There are two movie going experiences from my childhood that stick out more than any others. The first, of course, was going to see Star Wars when I was six years old. My father and I snuck out of the house to see it so my brother, two years younger, wouldn’t know we’d gone. The other was roughly a year later when we all went to see Superman. Like the posters said, we believed a man could fly! Richard Donner’s 1978 epic wasn’t the first appearance of the blue boy on the big screen, however. There had been the Fleischer cartoons and a serial, but his other feature film appearance had been the launch of the television series starring George Reeves. Later it was edited into a multi-part episode of the show, but when it appeared in theaters in 1951 it was known as Superman and the Mole Men.
In our story, reporters Lois Lane (Phyllis Coates) and Clark Kent (Reeves) have been dispatched to the small town of Silsby, TX to do a story on the world’s deepest oil well. Unfortunately, when they arrive they find that the crew of the well are acting strangely and are in the process of shutting down drilling operations. Of course, that ain’t stopping these intrepid reporters, and they soon start to investigate.

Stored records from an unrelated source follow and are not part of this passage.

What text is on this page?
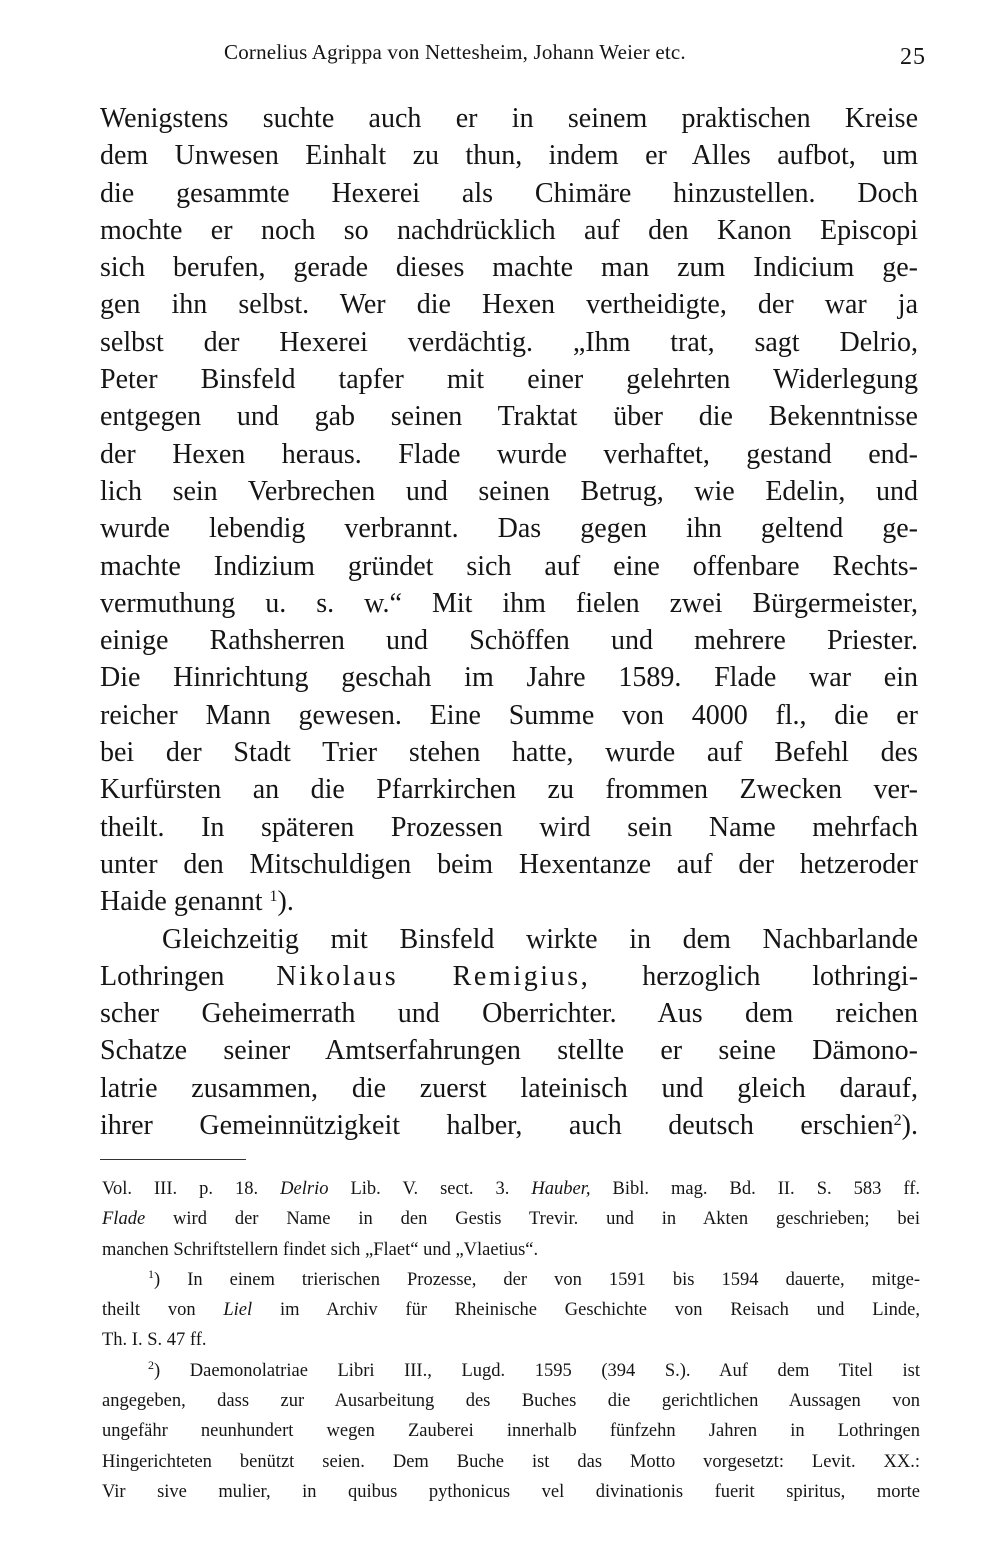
Cornelius Agrippa von Nettesheim, Johann Weier etc.	25
Wenigstens suchte auch er in seinem praktischen Kreise
dem Unwesen Einhalt zu thun, indem er Alles aufbot, um
die gesammte Hexerei als Chimäre hinzustellen. Doch
mochte er noch so nachdrücklich auf den Kanon Episcopi
sich berufen, gerade dieses machte man zum Indicium ge-
gen ihn selbst. Wer die Hexen vertheidigte, der war ja
selbst der Hexerei verdächtig. „Ihm trat, sagt Delrio,
Peter Binsfeld tapfer mit einer gelehrten Widerlegung
entgegen und gab seinen Traktat über die Bekenntnisse
der Hexen heraus. Flade wurde verhaftet, gestand end-
lich sein Verbrechen und seinen Betrug, wie Edelin, und
wurde lebendig verbrannt. Das gegen ihn geltend ge-
machte Indizium gründet sich auf eine offenbare Rechts-
vermuthung u. s. w.“ Mit ihm fielen zwei Bürgermeister,
einige Rathsherren und Schöffen und mehrere Priester.
Die Hinrichtung geschah im Jahre 1589. Flade war ein
reicher Mann gewesen. Eine Summe von 4000 fl., die er
bei der Stadt Trier stehen hatte, wurde auf Befehl des
Kurfürsten an die Pfarrkirchen zu frommen Zwecken ver-
theilt. In späteren Prozessen wird sein Name mehrfach
unter den Mitschuldigen beim Hexentanze auf der hetzeroder
Haide genannt $^1$).
Gleichzeitig mit Binsfeld wirkte in dem Nachbarlande
Lothringen Nikolaus Remigius, herzoglich lothringi-
scher Geheimerrath und Oberrichter. Aus dem reichen
Schatze seiner Amtserfahrungen stellte er seine Dämono-
latrie zusammen, die zuerst lateinisch und gleich darauf,
ihrer Gemeinnützigkeit halber, auch deutsch erschien$^2$).
Vol. III. p. 18. Delrio Lib. V. sect. 3. Hauber, Bibl. mag. Bd. II. S. 583 ff.
Flade wird der Name in den Gestis Trevir. und in Akten geschrieben; bei
manchen Schriftstellern findet sich „Flaet“ und „Vlaetius“.
$^1$) In einem trierischen Prozesse, der von 1591 bis 1594 dauerte, mitge-
theilt von Liel im Archiv für Rheinische Geschichte von Reisach und Linde,
Th. I. S. 47 ff.
$^2$) Daemonolatriae Libri III., Lugd. 1595 (394 S.). Auf dem Titel ist
angegeben, dass zur Ausarbeitung des Buches die gerichtlichen Aussagen von
ungefähr neunhundert wegen Zauberei innerhalb fünfzehn Jahren in Lothringen
Hingerichteten benützt seien. Dem Buche ist das Motto vorgesetzt: Levit. XX.:
Vir sive mulier, in quibus pythonicus vel divinationis fuerit spiritus, morte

Things get stranger, though, when two small, somewhat human, creatures emerge from the well that night. One of them is played by Jerry Maren of Munchkin fame. Their odd appearance, which some describe as being mole-like, is enough to scare the poor nightwatchman to death. It doesn’t take long for the townsfolk to become terrified of these mole men. Of course, “this looks like a job for Superman!” Oh, spoiler alert here, in case you weren’t aware of it already, Clark Kent is just a disguise for an extra-terrestrial with super-human strength who goes by the name of Superman. Thought I should mention that in case there were any hermits reading this.
Anyhow, the local angry mob is soon in pursuit of the creatures. One even takes a bullet and falls from a bridge, but is caught in midair by Superman and carried off to the hospital. Meanwhile, the mob corners the other creature in a shed and sets it ablaze. The creature manages to escape and return to the well to gather more of his brothers to battle the townsfolk. Now, only Superman can stop a war from breaking out between bizarre underground dwellers and hick-town yokels.
There’s nothing terribly flashy about Superman and the Mole Men. Essentially it is a TV production taken to the big screen. There are no big flying effects, no big action sequences, and the mole man makeup is not especially mole-like. However, there’s no denying the film’s charms. The story is simple, straightforward, and I admit, a bit refreshing considering how some of today’s superhero films go out of their way to be gritty and more mature. This is coming from a time when comic book characters were considered kids entertainment. The folks who made this aren’t trying to do anything lofty, they just wanted to make the kids happy. Viewed with that frame of mind, the film works very well.
For those of us who grew up on Christopher Reeve’s take on the role, this requires some adjustment. Most different is the fact that Clark Kent is not a bumbling awkward nebbish here. Kent’s almost as dashing as Supes is. However, there’s a nice simplicity to the way George Reeves approaches the role of Superman. He’s a hero, he stands for what is right, and it doesn’t get much more complex than that. Interestingly enough, in this case he’s standing on the side of right in a situation not unlike those that would fill headlines in the decades to come. The story could actually be looked at as a commentary on social issues that would grow in significance as the 50’s and 60’s progressed. Ultimately, the mole men are not evil. They don’t do anything to deserve the hatred of the townsfolk. Their only crime is that they look a bit different. In many ways, the angry townsfolk could be described as a “lynch mob.” So even though this was looked at as kiddie fare, it does get a bit deep.
Superman and the Mole Men may not be the best big screen outing for Superman. It falls a bit short of truly capturing the spirit of even the comics of this era. However, Reeves gives us a worthy hero who manages to be an example of standing for “truth, justice, and the American way” that hopefully rubbed off on kids of the 50’s in ways they may not have fully understood yet.